As I watched after more logins I noticed that the pictures changed, every time, except the pictures I as a user had to click, so if a user had my username and password they could simply login several times see the picture auth, not down the pictures then exit, do this a large enough number of times and like a game of guess who you have narrowed down the pictures needed to authenticate in this step. As there are only three and you need to click them in order you have to only make 6 failed attempts and you will have it.

The problem with this 1.5 factor is depending on the implementation it could be almost 50% more security that 1 factor but in the case of the above image that is probably 1.0000000000000001 factor. The other issue is even if it is 50% better than 1 factor it is not 50% worse than 2 factor, 2 factor is insanely better than 1 factor, coming back to implementation of course but even the worst is orders of magnitude better.

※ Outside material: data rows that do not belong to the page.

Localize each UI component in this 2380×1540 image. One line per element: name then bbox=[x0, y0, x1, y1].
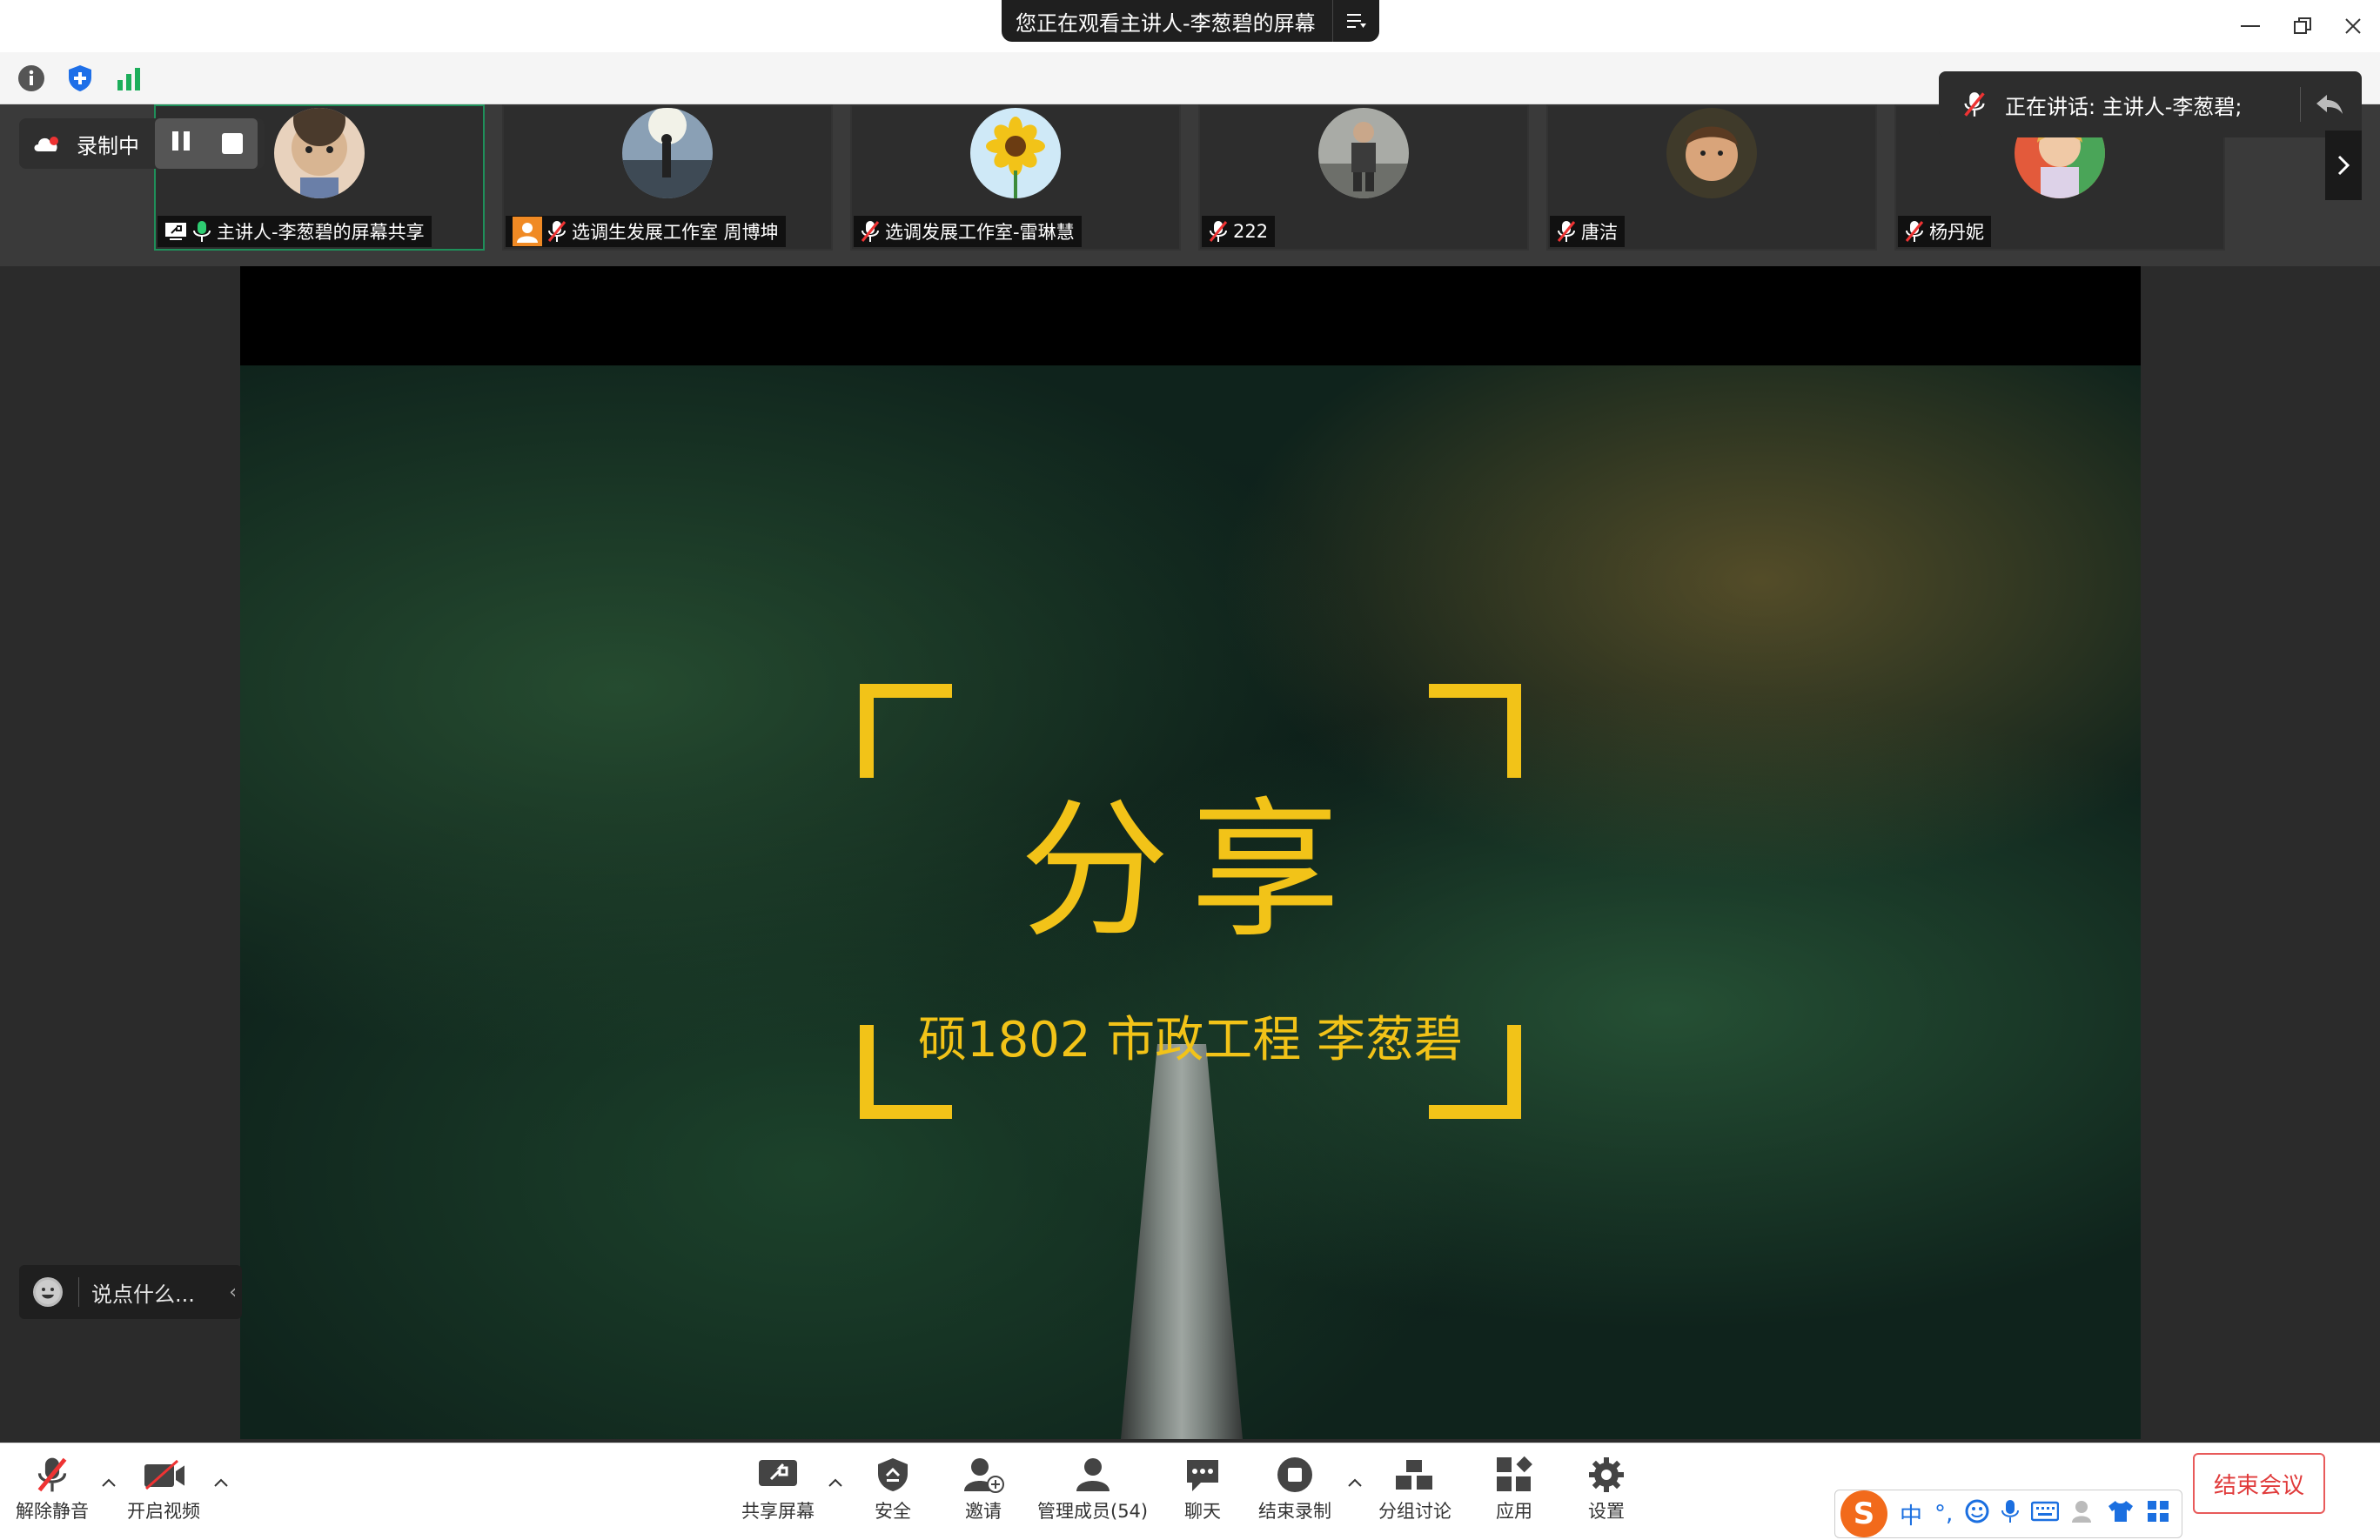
stop-icon[interactable] bbox=[222, 133, 243, 154]
shared-slide: 分享 硕1802 市政工程 李葱碧 bbox=[240, 365, 2141, 1439]
end-recording-button[interactable]: 结束录制 bbox=[1258, 1456, 1331, 1523]
participant-tile[interactable]: 选调生发展工作室 周博坤 bbox=[502, 104, 833, 251]
cloud-icon bbox=[34, 137, 58, 151]
apps-grid-icon bbox=[1493, 1456, 1535, 1494]
avatar bbox=[1318, 108, 1409, 198]
list-menu-icon[interactable] bbox=[1332, 0, 1379, 42]
ime-mode-toggle[interactable]: 中 bbox=[1900, 1498, 1922, 1530]
participant-label: 杨丹妮 bbox=[1898, 216, 1991, 247]
title-bar: 您正在观看主讲人-李葱碧的屏幕 bbox=[0, 0, 2380, 52]
voice-input-icon[interactable] bbox=[2001, 1499, 2020, 1530]
video-off-icon bbox=[143, 1456, 184, 1494]
user-icon[interactable] bbox=[2071, 1499, 2095, 1530]
mic-muted-icon bbox=[1964, 92, 1985, 117]
share-screen-icon bbox=[757, 1456, 799, 1494]
avatar bbox=[274, 108, 365, 198]
add-user-icon bbox=[962, 1456, 1004, 1494]
user-avatar-icon bbox=[513, 217, 542, 246]
chevron-up-icon[interactable] bbox=[1345, 1473, 1364, 1492]
breakout-button[interactable]: 分组讨论 bbox=[1378, 1456, 1451, 1523]
viewing-banner-text: 您正在观看主讲人-李葱碧的屏幕 bbox=[1016, 10, 1316, 36]
ime-toolbar: S 中 °, bbox=[1834, 1490, 2182, 1538]
apps-button[interactable]: 应用 bbox=[1493, 1456, 1535, 1523]
security-button[interactable]: 安全 bbox=[872, 1456, 914, 1523]
mic-muted-icon bbox=[31, 1456, 73, 1494]
slide-subtitle: 硕1802 市政工程 李葱碧 bbox=[917, 1012, 1464, 1068]
manage-members-button[interactable]: 管理成员(54) bbox=[1037, 1456, 1148, 1523]
chat-button[interactable]: 聊天 bbox=[1182, 1456, 1224, 1523]
signal-bars-icon[interactable] bbox=[113, 63, 144, 94]
viewing-banner[interactable]: 您正在观看主讲人-李葱碧的屏幕 bbox=[1002, 0, 1379, 42]
chevron-up-icon[interactable] bbox=[99, 1473, 118, 1492]
chevron-left-icon[interactable]: ‹ bbox=[229, 1282, 237, 1303]
scroll-right-button[interactable] bbox=[2325, 131, 2362, 200]
ime-punct-toggle[interactable]: °, bbox=[1934, 1501, 1953, 1527]
emoji-icon[interactable] bbox=[33, 1277, 63, 1307]
shield-icon bbox=[872, 1456, 914, 1494]
mic-muted-icon bbox=[1209, 221, 1228, 242]
divider bbox=[78, 1277, 79, 1307]
speaking-text: 正在讲话: 主讲人-李葱碧; bbox=[2005, 94, 2243, 119]
recording-label: 录制中 bbox=[77, 133, 139, 158]
participant-tile[interactable]: 选调发展工作室-雷琳慧 bbox=[850, 104, 1181, 251]
screen-share-icon bbox=[165, 223, 186, 240]
end-meeting-button[interactable]: 结束会议 bbox=[2193, 1453, 2325, 1514]
close-icon[interactable] bbox=[2336, 9, 2370, 44]
participant-label: 选调发展工作室-雷琳慧 bbox=[854, 216, 1082, 247]
participant-tile[interactable]: 222 bbox=[1198, 104, 1529, 251]
chat-placeholder: 说点什么... bbox=[91, 1282, 195, 1307]
settings-button[interactable]: 设置 bbox=[1586, 1456, 1627, 1523]
stop-record-icon bbox=[1274, 1456, 1316, 1494]
avatar bbox=[970, 108, 1061, 198]
skin-shirt-icon[interactable] bbox=[2108, 1499, 2134, 1530]
gear-icon bbox=[1586, 1456, 1627, 1494]
emoji-icon[interactable] bbox=[1965, 1499, 1989, 1530]
mic-muted-icon bbox=[861, 221, 880, 242]
mic-muted-icon bbox=[1557, 221, 1576, 242]
recording-indicator: 录制中 bbox=[19, 118, 265, 169]
bridge-image bbox=[1121, 1044, 1243, 1439]
chat-bubble-icon bbox=[1182, 1456, 1224, 1494]
minimize-icon[interactable] bbox=[2233, 9, 2268, 44]
recording-controls bbox=[155, 118, 258, 169]
participant-label: 唐洁 bbox=[1550, 216, 1625, 247]
reply-arrow-icon[interactable] bbox=[2315, 93, 2344, 116]
mic-muted-icon bbox=[1905, 221, 1924, 242]
slide-title: 分享 bbox=[1020, 783, 1361, 958]
chevron-up-icon[interactable] bbox=[211, 1473, 231, 1492]
participant-label: 222 bbox=[1202, 216, 1276, 247]
members-icon bbox=[1072, 1456, 1114, 1494]
participant-tile[interactable]: 唐洁 bbox=[1546, 104, 1877, 251]
chevron-up-icon[interactable] bbox=[826, 1473, 845, 1492]
restore-icon[interactable] bbox=[2285, 9, 2320, 44]
share-screen-button[interactable]: 共享屏幕 bbox=[741, 1456, 815, 1523]
avatar bbox=[622, 108, 713, 198]
start-video-button[interactable]: 开启视频 bbox=[127, 1456, 200, 1523]
toolbox-grid-icon[interactable] bbox=[2146, 1499, 2170, 1530]
shield-plus-icon[interactable] bbox=[64, 63, 96, 94]
participant-label: 主讲人-李葱碧的屏幕共享 bbox=[158, 216, 432, 247]
chat-input[interactable]: 说点什么... ‹ bbox=[19, 1265, 242, 1319]
unmute-button[interactable]: 解除静音 bbox=[16, 1456, 89, 1523]
mic-muted-icon bbox=[547, 221, 567, 242]
breakout-groups-icon bbox=[1394, 1456, 1436, 1494]
speaking-indicator: 正在讲话: 主讲人-李葱碧; bbox=[1939, 71, 2362, 137]
info-icon[interactable] bbox=[16, 63, 47, 94]
keyboard-icon[interactable] bbox=[2031, 1501, 2060, 1528]
avatar bbox=[1666, 108, 1757, 198]
slide-top-band bbox=[240, 266, 2141, 365]
participant-label: 选调生发展工作室 周博坤 bbox=[506, 216, 786, 247]
mic-on-icon bbox=[193, 221, 211, 242]
sogou-logo-icon[interactable]: S bbox=[1840, 1490, 1887, 1537]
pause-icon[interactable] bbox=[170, 131, 192, 156]
invite-button[interactable]: 邀请 bbox=[962, 1456, 1004, 1523]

Have a look at how complex pingrid is, I doubt that most end users would pick this up quickly and I would say 90% will write down what they have to do and what they do, do to get authenticated, this makes it no longer something that is kept secret, and may make authentication for legitimate users so hard that they fail more often, causing increased support calls and decreased productivity.

This half factor addition is bad market speak at best, and a false sense of security with a move to introducing vulnerabilities in the authentication chain at worst.

UPDATE: Being the security geek I am, I decided to email the venerable Bruce Schneier and his word from on high matches my own, "It doesn't (add security). It's a marketing ploy." Squeee I got a reply for Bruce Schneier... but yeah 1.5 factor is bs, coffin closed and put to bed.